To make sure you're not using old versions, quit the REPL. In Juno, that's 
Ctrl+j Ctrl+k. You can hit that command almost instantly, and if you have 
the process server enabled (which I think will be introduced and be the 
default in the next version they are tagging?) then Juno already has a 
process started that is waiting for you, so there is no delay after doing 
this. Since there's really no delay, I do this after every Pkg.update(), 
most of the time when things need to re-compile (you can specifically 
highlight and evaluate a method to recompile it, but I find that quitting 
the REPL like this is so easy that I tend to overuse it), or just out of 
caution I'll use it.
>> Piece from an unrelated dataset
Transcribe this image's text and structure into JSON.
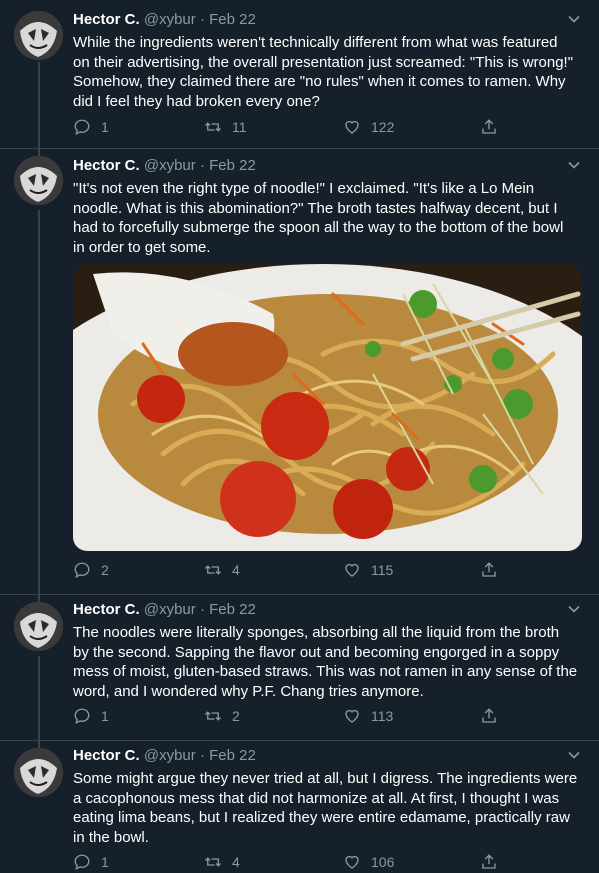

Another Juno command which is good to know is Ctrl+j 
Ctrl+c which will clear the console. 

On Friday, September 16, 2016 at 12:19:08 AM UTC-7, Tsur Herman wrote:
> Thank you for the time you took to answer.
> How do you go about debugging and inspecting? and making sure that changes 
> you made gets compiled
> and that you are not accidentally running a previously imported version of 
> a function? 
> On Thursday, September 15, 2016 at 10:11:21 PM UTC+3, Tsur Herman wrote:
>> Hi , I am new here .
>> Just started playing around with julia, my background is in Matlab c++ 
>> and GPU computing(writing kernels)
>> I am trying to figure out what will be good practice for rapid 
>> prototyping.
>> How would you use Julia and Juno IDE for a research and development 
>> project that will
>> end up having numerous files and many lines of code , and a basic gui?
>> Please share your experience  , thanks.